Initial Discovery and Investigation: The issue was first identified through a compromised WordPress site using the “facebook-page-photo-gallery” plugin. Investigation traced the XSS to the prettyPhoto library bundled within the plugin. Removing the plugin fixed the immediate issue, but the underlying library vulnerability remained widespread.
Disclosure Challenges: After reporting to the WordPress plugins team and receiving a response, the presenter attempted to contact the prettyPhoto library author directly. The effort required persistent outreach — spreading the word through multiple channels and contacts before finally getting some action from the maintainer.
Scale of Impact: Research revealed 35 WordPress plugins bundling the vulnerable prettyPhoto library, accounting for over 2.88 million total downloads and approximately 337,780 active installations. Any website using jquery.prettyphoto.js versions 3.1.4 or 3.1.5 was vulnerable, extending the impact well beyond WordPress.
The Fix and Its Delayed Adoption: The fix was straightforward — upgrade to prettyPhoto version 3.1.6. However, even after the fix was released, many plugins and sites remained unpatched, illustrating the systemic problem of transitive dependency updates in the web ecosystem.
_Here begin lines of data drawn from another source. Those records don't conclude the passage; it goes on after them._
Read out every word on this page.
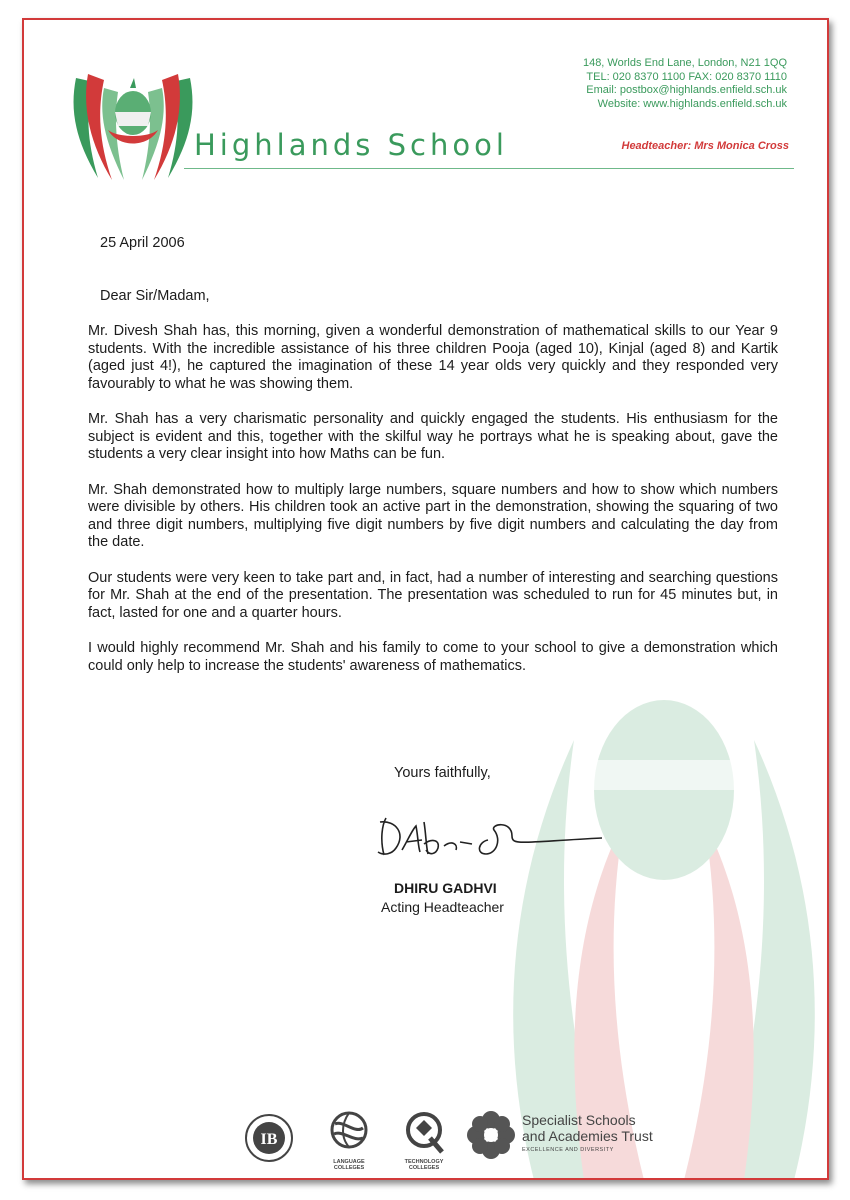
Highlands School
148, Worlds End Lane, London, N21 1QQ
TEL: 020 8370 1100 FAX: 020 8370 1110
Email: postbox@highlands.enfield.sch.uk
Website: www.highlands.enfield.sch.uk
Headteacher: Mrs Monica Cross
25 April 2006
Dear Sir/Madam,

Mr. Divesh Shah has, this morning, given a wonderful demonstration of mathematical skills to our Year 9 students. With the incredible assistance of his three children Pooja (aged 10), Kinjal (aged 8) and Kartik (aged just 4!), he captured the imagination of these 14 year olds very quickly and they responded very favourably to what he was showing them.

Mr. Shah has a very charismatic personality and quickly engaged the students. His enthusiasm for the subject is evident and this, together with the skilful way he portrays what he is speaking about, gave the students a very clear insight into how Maths can be fun.

Mr. Shah demonstrated how to multiply large numbers, square numbers and how to show which numbers were divisible by others. His children took an active part in the demonstration, showing the squaring of two and three digit numbers, multiplying five digit numbers by five digit numbers and calculating the day from the date.

Our students were very keen to take part and, in fact, had a number of interesting and searching questions for Mr. Shah at the end of the presentation. The presentation was scheduled to run for 45 minutes but, in fact, lasted for one and a quarter hours.

I would highly recommend Mr. Shah and his family to come to your school to give a demonstration which could only help to increase the students' awareness of mathematics.

Yours faithfully,
DHIRU GADHVI
Acting Headteacher
IB
LANGUAGE
COLLEGES
TECHNOLOGY
COLLEGES
Specialist Schools
and Academies Trust
EXCELLENCE AND DIVERSITY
Lessons for Developers: Never ignore pull requests or security bug reports. Proactively test software for vulnerabilities. When a fix is released publicly, acknowledge the security issue transparently rather than burying it.
Lessons for Developers, SysAdmins, and DevOps: Never ignore updates from shared libraries. Monitor how shared resources and dependencies are holding up. Actively track dependencies for known vulnerabilities rather than assuming they are safe.
Dependency Tracking Limitations: The presentation acknowledged that at the time, comprehensive methods to track every third-party library for vulnerabilities were lacking. Manual tracking was still required, and existing tools (such as those shown in demos) were insufficient for full coverage.
OWASP A9 — Using Components with Known Vulnerabilities: The entire case study maps directly to OWASP Top 10 2013 item A9, emphasizing that applications inheriting vulnerable third-party components are exposed to the same risks as if the vulnerability existed in their own code.